IRELAND South MEP Deirdre Clune has written a very strongly-worded letter to Transport Minister Shane Ross, in relation to the row over Norwegian Air’s plans for Cork and Shannon flights to the US.
The MEP was responding to a letter from a number of US legislators to US president-elect Donal Trump, calling on him to revoke Norwegian’s permit to operate transatlantic flights between Ireland and the US.
‘The signatories make some very serious allegations regarding Norwegian Air and their application for a transatlantic operators’ licence,’ she says in the letter to Minister Ross. ‘I believe the letter contains a critical inference against Ireland, citing labour laws, safety and security oversight and tax loopholes. These allegations are unfounded and potentially damaging to Ireland’s reputation.’

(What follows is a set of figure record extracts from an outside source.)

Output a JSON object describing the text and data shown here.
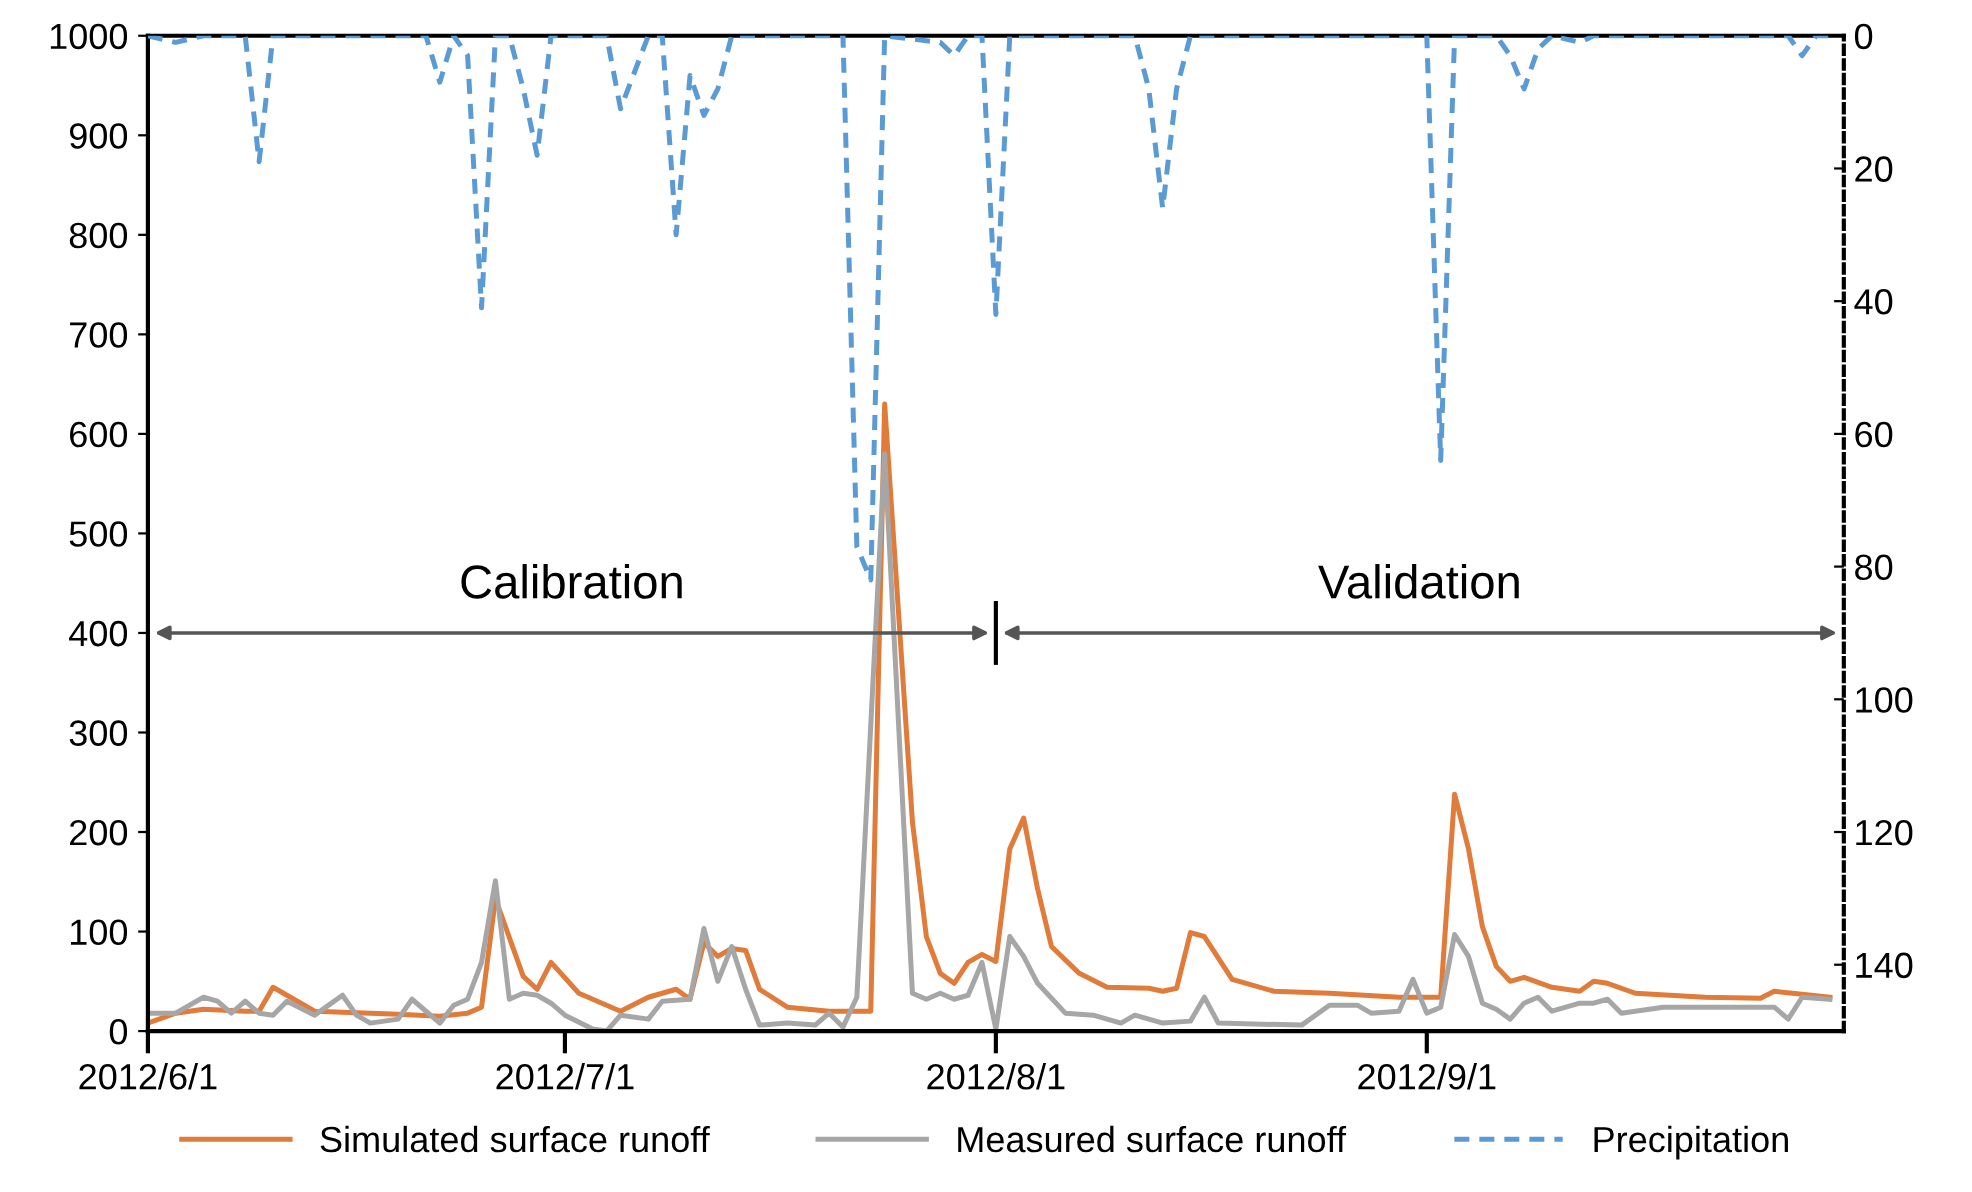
{
  "chart_data": {
    "type": "line",
    "xlim": [
      "2012-06-01",
      "2012-10-01"
    ],
    "xticks": [
      {
        "value": "2012-06-01",
        "label": "2012/6/1"
      },
      {
        "value": "2012-07-01",
        "label": "2012/7/1"
      },
      {
        "value": "2012-08-01",
        "label": "2012/8/1"
      },
      {
        "value": "2012-09-01",
        "label": "2012/9/1"
      }
    ],
    "ylim": [
      0,
      1000
    ],
    "yticks": [
      0,
      100,
      200,
      300,
      400,
      500,
      600,
      700,
      800,
      900,
      1000
    ],
    "y2lim": [
      150,
      0
    ],
    "y2ticks": [
      0,
      20,
      40,
      60,
      80,
      100,
      120,
      140
    ],
    "grid": false,
    "legend": "bottom",
    "annotations": [
      "Calibration",
      "Validation"
    ],
    "series": [
      {
        "name": "Simulated surface runoff",
        "color": "#e07b39",
        "line_style": "solid",
        "x": [
          "2012-06-01",
          "2012-06-03",
          "2012-06-05",
          "2012-06-08",
          "2012-06-09",
          "2012-06-10",
          "2012-06-12",
          "2012-06-13",
          "2012-06-19",
          "2012-06-22",
          "2012-06-24",
          "2012-06-25",
          "2012-06-26",
          "2012-06-28",
          "2012-06-29",
          "2012-06-30",
          "2012-07-02",
          "2012-07-05",
          "2012-07-07",
          "2012-07-09",
          "2012-07-10",
          "2012-07-11",
          "2012-07-12",
          "2012-07-13",
          "2012-07-14",
          "2012-07-15",
          "2012-07-17",
          "2012-07-20",
          "2012-07-23",
          "2012-07-24",
          "2012-07-26",
          "2012-07-27",
          "2012-07-28",
          "2012-07-29",
          "2012-07-30",
          "2012-07-31",
          "2012-08-01",
          "2012-08-02",
          "2012-08-03",
          "2012-08-04",
          "2012-08-05",
          "2012-08-07",
          "2012-08-09",
          "2012-08-12",
          "2012-08-13",
          "2012-08-14",
          "2012-08-15",
          "2012-08-16",
          "2012-08-18",
          "2012-08-21",
          "2012-08-25",
          "2012-08-30",
          "2012-09-02",
          "2012-09-03",
          "2012-09-04",
          "2012-09-05",
          "2012-09-06",
          "2012-09-07",
          "2012-09-08",
          "2012-09-10",
          "2012-09-12",
          "2012-09-13",
          "2012-09-14",
          "2012-09-16",
          "2012-09-21",
          "2012-09-25",
          "2012-09-26",
          "2012-09-28",
          "2012-09-30"
        ],
        "values": [
          8,
          18,
          22,
          20,
          20,
          44,
          28,
          20,
          17,
          15,
          18,
          24,
          133,
          55,
          42,
          69,
          38,
          20,
          34,
          42,
          32,
          89,
          75,
          83,
          81,
          42,
          24,
          20,
          20,
          630,
          210,
          95,
          58,
          48,
          69,
          77,
          70,
          183,
          214,
          143,
          85,
          58,
          44,
          43,
          40,
          43,
          99,
          95,
          52,
          40,
          38,
          34,
          34,
          238,
          183,
          105,
          65,
          50,
          54,
          44,
          40,
          50,
          48,
          38,
          34,
          33,
          40,
          37,
          34
        ]
      },
      {
        "name": "Measured surface runoff",
        "color": "#a6a6a6",
        "line_style": "solid",
        "x": [
          "2012-06-01",
          "2012-06-03",
          "2012-06-05",
          "2012-06-06",
          "2012-06-07",
          "2012-06-08",
          "2012-06-09",
          "2012-06-10",
          "2012-06-11",
          "2012-06-13",
          "2012-06-15",
          "2012-06-16",
          "2012-06-17",
          "2012-06-19",
          "2012-06-20",
          "2012-06-22",
          "2012-06-23",
          "2012-06-24",
          "2012-06-25",
          "2012-06-26",
          "2012-06-27",
          "2012-06-28",
          "2012-06-29",
          "2012-06-30",
          "2012-07-01",
          "2012-07-03",
          "2012-07-04",
          "2012-07-05",
          "2012-07-07",
          "2012-07-08",
          "2012-07-10",
          "2012-07-11",
          "2012-07-12",
          "2012-07-13",
          "2012-07-14",
          "2012-07-15",
          "2012-07-17",
          "2012-07-19",
          "2012-07-20",
          "2012-07-21",
          "2012-07-22",
          "2012-07-24",
          "2012-07-26",
          "2012-07-27",
          "2012-07-28",
          "2012-07-29",
          "2012-07-30",
          "2012-07-31",
          "2012-08-01",
          "2012-08-02",
          "2012-08-03",
          "2012-08-04",
          "2012-08-06",
          "2012-08-08",
          "2012-08-10",
          "2012-08-11",
          "2012-08-13",
          "2012-08-15",
          "2012-08-16",
          "2012-08-17",
          "2012-08-23",
          "2012-08-25",
          "2012-08-27",
          "2012-08-28",
          "2012-08-30",
          "2012-08-31",
          "2012-09-01",
          "2012-09-02",
          "2012-09-03",
          "2012-09-04",
          "2012-09-05",
          "2012-09-06",
          "2012-09-07",
          "2012-09-08",
          "2012-09-09",
          "2012-09-10",
          "2012-09-12",
          "2012-09-13",
          "2012-09-14",
          "2012-09-15",
          "2012-09-18",
          "2012-09-26",
          "2012-09-27",
          "2012-09-28",
          "2012-09-30"
        ],
        "values": [
          18,
          18,
          34,
          30,
          18,
          30,
          18,
          16,
          30,
          16,
          36,
          16,
          8,
          12,
          32,
          8,
          26,
          32,
          69,
          151,
          32,
          38,
          36,
          28,
          16,
          2,
          0,
          16,
          12,
          30,
          32,
          103,
          50,
          85,
          42,
          6,
          8,
          6,
          18,
          4,
          34,
          580,
          38,
          32,
          38,
          32,
          36,
          69,
          2,
          95,
          75,
          48,
          18,
          16,
          8,
          16,
          8,
          10,
          34,
          8,
          6,
          26,
          26,
          18,
          20,
          52,
          18,
          24,
          97,
          75,
          28,
          22,
          12,
          28,
          34,
          20,
          28,
          28,
          32,
          18,
          24,
          24,
          12,
          34,
          32
        ]
      },
      {
        "name": "Precipitation",
        "color": "#5b9bd5",
        "line_style": "dashed",
        "axis": "y2",
        "x": [
          "2012-06-01",
          "2012-06-03",
          "2012-06-05",
          "2012-06-08",
          "2012-06-09",
          "2012-06-10",
          "2012-06-21",
          "2012-06-22",
          "2012-06-23",
          "2012-06-24",
          "2012-06-25",
          "2012-06-26",
          "2012-06-27",
          "2012-06-28",
          "2012-06-29",
          "2012-06-30",
          "2012-07-04",
          "2012-07-05",
          "2012-07-07",
          "2012-07-08",
          "2012-07-09",
          "2012-07-10",
          "2012-07-11",
          "2012-07-12",
          "2012-07-13",
          "2012-07-21",
          "2012-07-22",
          "2012-07-23",
          "2012-07-24",
          "2012-07-28",
          "2012-07-29",
          "2012-07-30",
          "2012-07-31",
          "2012-08-01",
          "2012-08-02",
          "2012-08-11",
          "2012-08-12",
          "2012-08-13",
          "2012-08-14",
          "2012-08-15",
          "2012-09-01",
          "2012-09-02",
          "2012-09-03",
          "2012-09-06",
          "2012-09-07",
          "2012-09-08",
          "2012-09-09",
          "2012-09-10",
          "2012-09-12",
          "2012-09-13",
          "2012-09-27",
          "2012-09-28",
          "2012-09-29",
          "2012-09-30"
        ],
        "values": [
          0,
          1,
          0,
          0,
          19,
          0,
          0,
          7,
          0,
          3,
          41,
          0,
          0,
          8,
          18,
          0,
          0,
          11,
          0,
          0,
          30,
          6,
          12,
          8,
          0,
          0,
          77,
          82,
          0,
          1,
          3,
          0,
          0,
          42,
          0,
          0,
          8,
          26,
          8,
          0,
          0,
          64,
          0,
          0,
          3,
          8,
          2,
          0,
          1,
          0,
          0,
          3,
          0,
          0
        ]
      }
    ]
  }
}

The MEP says she has already spoken to the Irish Aviation Authority on the matter, and adds that she knows Minister Ross has been ‘very supportive’ of the NAI application.
The letter, sent on December 20th to president-electd Trump, refers to the ‘greviously wrong decision to grant Norwegian Air International a foreign air carrier permit for US-Europe air services’.
Signed by 20 members of US Congress, it has been described by Ms Clune as ‘political interference’.
The letter goes on to say: ‘While Norwegian chose the safe harbore of a country whose labor laws permit forum-shopping for the cheapest labor, the next airline to fly under a flag of convenience may choose the safe harbor of an opportunistic country with weak safety and security regulations …’
The letter ‘strongly urges’ the incoming president to ‘correct the Department’s mistake’ and, on ‘Day One’ of his presidency, to start the process necessary to revoke or suspend Norwegian’s permit.
This is the latest move in a series of campaigns to undermine the licence granted to Norwegian, which is seen by big US transport unions as the beginnings of a price – and therefore salaries – war in US-European flights.
Ms Clune told The Southern Star this week that the arbitration process remains open and that she remains confident that the licence will stand as granted. ‘In the unlikely event that Trump attempts to overturn the licence, the Open Skies arbitration process will kick in and proceedings to force the US Department of Transport’s hand are still a viable option,’ she said.
A spokesperson for the MEP said she was ‘furious’ at the latest interference in the long-awaited decision to grant the licence which should see flights from Cork Airport to Boston and New York beginning later this year.